Haydi bismillah.
"Bak şimdi sana ben doktor olduğumu nasıl kanıtlayacağım." Dememle masanın üstünden atıldım üzerine. Dağhan araya girip beni belimden tuttu ama elim çoktan saçına yapışmıştı bile.
"Aaaağ deli misin sen, bırak saçımı." Dip boyası gelmiş mor ve ötesi saçlarının çoğu kafasında değil artık elimdeydi.
"Dağhan bırak beni. Bırakta o torpili sokayım bir yerine."
"Leyan tamam dur. Bak hastane burası." Duymuyordum Dağhan'ı felan. Duymakta istemiyordum.
"Yardım edin Boran bey. Delirmiş bu kadın." Dağhan sabrının sonuna gelmiş bir şekilde beni tek hamlede belimden tutup odanın bir köşesine götürdü.
"Çıkın dışarıya Canan hanım. Daha fazla uzatmayın."
"Haklısınız çıkmalıyım Boran bey. Yoksa bu yalancı doktorun ne yaptığı belli olmayacak.
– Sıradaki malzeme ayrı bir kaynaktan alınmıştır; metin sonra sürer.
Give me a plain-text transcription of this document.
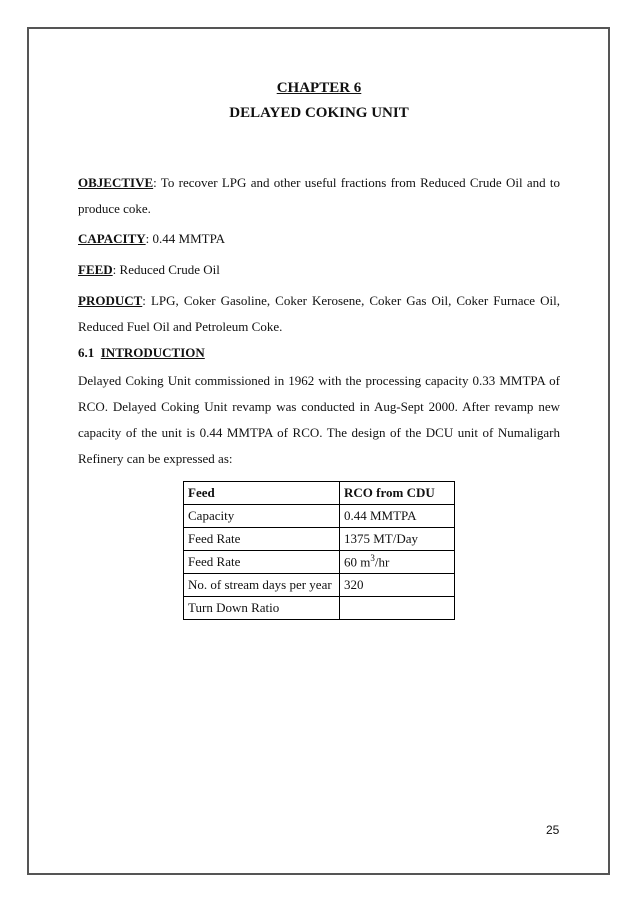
CHAPTER 6
DELAYED COKING UNIT

OBJECTIVE: To recover LPG and other useful fractions from Reduced Crude Oil and to produce coke.

CAPACITY: 0.44 MMTPA

FEED: Reduced Crude Oil

PRODUCT: LPG, Coker Gasoline, Coker Kerosene, Coker Gas Oil, Coker Furnace Oil, Reduced Fuel Oil and Petroleum Coke.

6.1 INTRODUCTION

Delayed Coking Unit commissioned in 1962 with the processing capacity 0.33 MMTPA of RCO. Delayed Coking Unit revamp was conducted in Aug-Sept 2000. After revamp new capacity of the unit is 0.44 MMTPA of RCO. The design of the DCU unit of Numaligarh Refinery can be expressed as:

Feed	RCO from CDU
Capacity	0.44 MMTPA
Feed Rate	1375 MT/Day
Feed Rate	60 $m^3/hr$
No. of stream days per year	320
Turn Down Ratio	
25
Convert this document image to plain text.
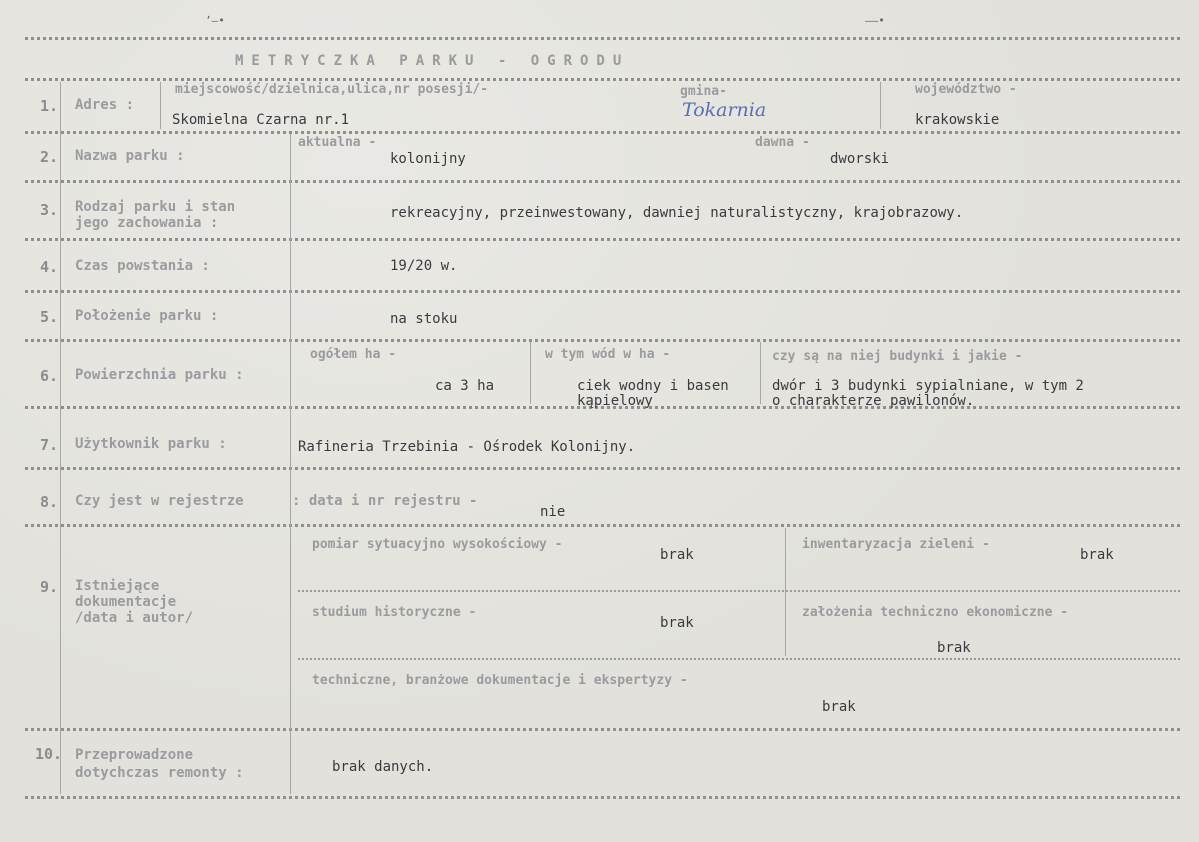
ʼ–•	––•
METRYCZKA PARKU - OGRODU
1. Adres :
miejscowość/dzielnica,ulica,nr posesji/-	gmina-	województwo -
Skomielna Czarna nr.1	Tokarnia	krakowskie
2. Nazwa parku :
aktualna -	dawna -
kolonijny	dworski
3. Rodzaj parku i stan
jego zachowania :
rekreacyjny, przeinwestowany, dawniej naturalistyczny, krajobrazowy.
4. Czas powstania :	19/20 w.
5. Położenie parku :	na stoku
6. Powierzchnia parku :
ogółem ha -	w tym wód w ha -	czy są na niej budynki i jakie -
ca 3 ha	ciek wodny i basen
kąpielowy
dwór i 3 budynki sypialniane, w tym 2
o charakterze pawilonów.
7. Użytkownik parku :	Rafineria Trzebinia - Ośrodek Kolonijny.
8. Czy jest w rejestrze	: data i nr rejestru -
nie
9. Istniejące
dokumentacje
/data i autor/
pomiar sytuacyjno wysokościowy -
brak
inwentaryzacja zieleni -
brak
studium historyczne -
brak
założenia techniczno ekonomiczne -
brak
techniczne, branżowe dokumentacje i ekspertyzy -
brak
10. Przeprowadzone
dotychczas remonty :	brak danych.
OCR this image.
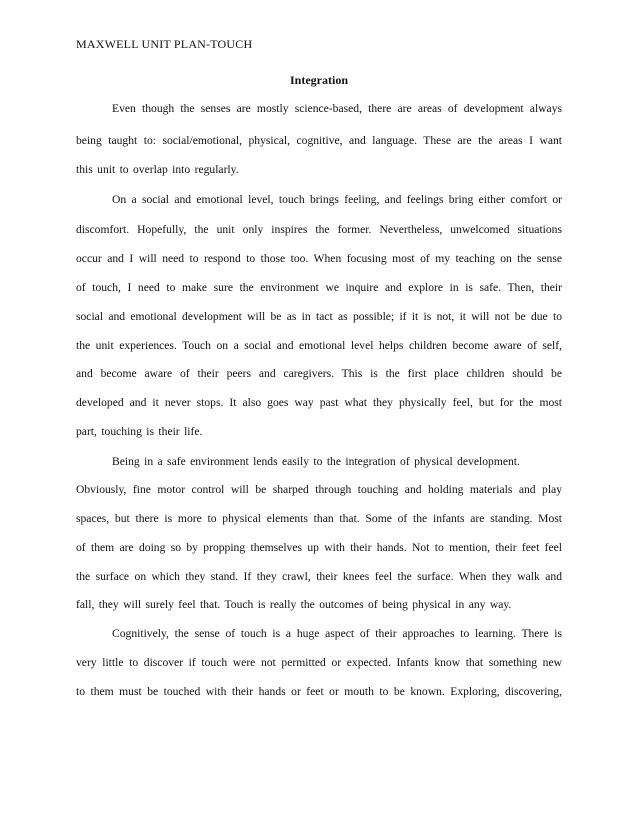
MAXWELL UNIT PLAN-TOUCH
Integration
Even though the senses are mostly science-based, there are areas of development always
being taught to: social/emotional, physical, cognitive, and language. These are the areas I want
this unit to overlap into regularly.
On a social and emotional level, touch brings feeling, and feelings bring either comfort or
discomfort. Hopefully, the unit only inspires the former. Nevertheless, unwelcomed situations
occur and I will need to respond to those too. When focusing most of my teaching on the sense
of touch, I need to make sure the environment we inquire and explore in is safe. Then, their
social and emotional development will be as in tact as possible; if it is not, it will not be due to
the unit experiences. Touch on a social and emotional level helps children become aware of self,
and become aware of their peers and caregivers. This is the first place children should be
developed and it never stops. It also goes way past what they physically feel, but for the most
part, touching is their life.
Being in a safe environment lends easily to the integration of physical development.
Obviously, fine motor control will be sharped through touching and holding materials and play
spaces, but there is more to physical elements than that. Some of the infants are standing. Most
of them are doing so by propping themselves up with their hands. Not to mention, their feet feel
the surface on which they stand. If they crawl, their knees feel the surface. When they walk and
fall, they will surely feel that. Touch is really the outcomes of being physical in any way.
Cognitively, the sense of touch is a huge aspect of their approaches to learning. There is
very little to discover if touch were not permitted or expected. Infants know that something new
to them must be touched with their hands or feet or mouth to be known. Exploring, discovering,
Aile terbiyesi de almamış. " Ulan onu demeyecektin! Dağhan'ın kolunun altından sıyrılıp koşarak kadının yanına vardım. Çığlık atarak benden kaçmaya çalışsada tekrardan tuttum o mor ve ötesi dibi gelmiş saçlarını.
"Sizin gibiler mi ailesinden iyi terbiye alıyor hı!" Saçlarının bir tutamı elime geldiğinde, kafasının farklı bir yerini tuttum. Azıcıkta buradan yolayım.Dağhan belimden tutup çektikçe kadının içi boş kelleside benimle geliyordu.
"Leyan bırak!"
"Sen beni bırak asıl!"
"Yörük, Bilo ne duruyorsunuz lan! Yardım edin çıkarın şunları dışarıya. Süngü'ye de haber edin." Bilal kadını belinden tutup çekmeye başladı. Kafasında saç kalmamıştı. Tazı kafa gibi gezde, millete iftira ve hakaret etmemeyi öğren."Ay sen kimsin bırak beni sapık." Kadın Bilal'e sapık demişti.
"Ne sapığı hanımefendi. Sizi kurtarmaya çalışıyoruz burada ayıp oluyor ama." Diyerek bıraktı kadını.
"Lan Bilal tutsana lan!"
"Tutmam komutanım sapık dedi bana."
"Allah'ım. Ulan sizi bana sayıyla mı veriyorlar. TUT LAN ŞUNU!" Bilal tiksinir gibi kadını iki parmağının ucu ile tuttu. Dağhan epey sinirlenmişti. Kadın elini kurtarıp o da benim saçımdan tuttu."Aaağ benim saçım senin ki gibi üç beş tane mi KEL kadın!!!" Dağhan daha fazla dayanamayıp kadının ellerini kafamdan çekip beni uzaklaştırdı.
"ÇIKIN DIŞARIYA!" Yerimde duramıyordum. Dağhan az önceki bağıran kişi o değilmiş gibi bana ve yoluk saçlarıma bakarak konuştu.
"Dur kurban olduğum dur dur." Orhun ve hemşire bir köşede sadece izleyici gibi duruyordu. Dağhan onlarada dönüp bağırdı.
"Yörük seni zıpkınlarım lan. FİLM Mİ VAR LAN BURADA! ÇIKAR DIŞARIYA CEREN HANIMI!" Dağhan'ın alnındaki sinirden çıkan damar her an patlayabilirdi. Neyse ki ben doktorum müdahale edebilirim tabi kiii.
"EMREDERSİNİZ KOMUTANIM!" Orhun ve Bilal kadını dışarıya çıkarmıştı. Onların arkasından hemşire de çıkmak üzereydi ki arkasını dönerek konuştu.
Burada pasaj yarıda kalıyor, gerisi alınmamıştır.